Malinauskas is also well ahead as preferred Premier, 45 per cent to 40 per cent.
If he loses, Marshall would be the first one-term premier in the state in the past 40 years but conversely would also be the first Liberal Premier since David Tonkin in 1982 to make it through a full term in office.
Management of the COVID-19 pandemic helped to return state governments in Queensland, Western Australia and Tasmania over the past couple of years but the same may not be true in South Australia.
Cost of living, jobs, access to health services and funding for public hospitals have taken precedence over the management of COVID-19 during the election campaign.
South Australians did not experience anywhere near the lengthy lockdowns of Victoria and NSW, yet the YouGov polling suggested only eight per cent of voters saw management of COVID-19 as their top issue going into the election.
Instead, ambulance ramping – whereby patients are forced to wait in ambulances outside Emergency Departments due to a lack of beds – has become a key election issue and is widely seen as evidence that the public health system is struggling to cope.
Just this week, the ambulance union highlighted multiple deaths including that of an elderly patient who waited 56 minutes for an ambulance while another patient in their 20s waited 45 minutes.
These cases will be reviewed by the South Australian Ambulance Service (SAAS), in line with protocol, but have added to the perception of a health system in crisis.
The future of the Adelaide 500 V8 Supercar race has been a big issue in suburbia. Marshall scrapped the race – long known as the Clipsal 500 – and Malinauskas has pledged to bring it back.
The Liberals expect to win the seat of Frome after a redistribution but a uniform swing in line with the polls would see the Opposition pick up Newland, Adelaide, King and Elder.
All of this means it is highly likely that Labor will hold more seats and could even form majority government.

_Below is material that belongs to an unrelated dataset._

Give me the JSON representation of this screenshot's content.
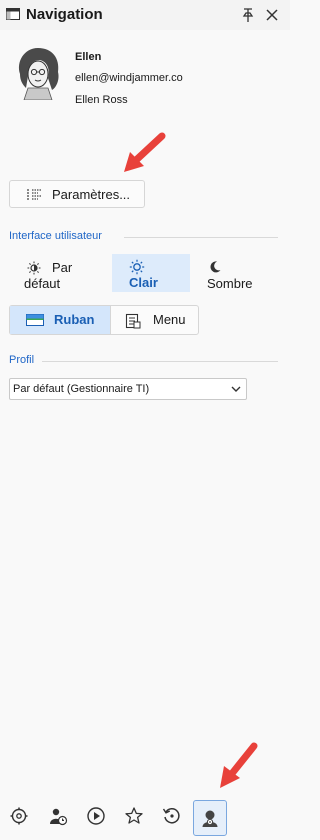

There is no doubt that Prime Minister Scott Morrison would dearly love a surprise victory by Premier Marshall.
Marshall has been a strong ally in National Cabinet for the PM while Malinauskas, who has already been campaigning for more money from Canberra for health and hospitals, would provide a headache just months before a federal election.
With the Liberals in power at state level only NSW and Tasmania, a strong health and hospitals campaign by the states and territories would be reminiscent of 2007, when the issue contributed to the Howard Government losing after more than a decade in office.
Marshall was broadly considered to have done a good job until the arrival of Omicron late last year amid accusations of opening up too quickly and leaving vulnerable members of the community exposed to the new strain.
An electoral rout could be interpreted as Omicron being the turning point for incumbent governments relying on their strong COVID response as central to their re-election bid.
Many see Marshall as lacking a substitute narrative post-pandemic, while fellow state premiers Mark McGowan, Annastacia Palaszczuk and Peter Gutwein ran almost entirely on their record of keeping residents safe while cushioning the impact on families and jobs.
Most political pundits agree that the federal election will be won or lost according to who can develop a stronger positive narrative on what life will look like once we finally put COVID-19 behind us.
Nick Xenophon hasn’t yet declared whether he will contest the upcoming federal election for the Senate, although he did float the idea via The Australian newspaper in October last year.
The political maverick first entered South Australian politics at state level before switching to the Senate, maintaining a high profile due to his astute judgement on what voters care about mixed with a keen eye for the theatre of politics.
Rex Patrick and Sterling Griff are in the upper house courtesy of Xenophon’s electoral success and without his undoubted star power, both are unlikely to make it into the top six this time around.
If Xenophon runs federally, he has said that part of his motivation is to help keep the balance of power in moderate hands amid the rise of right-wing populists such as Clive Palmer’s United Australia Party.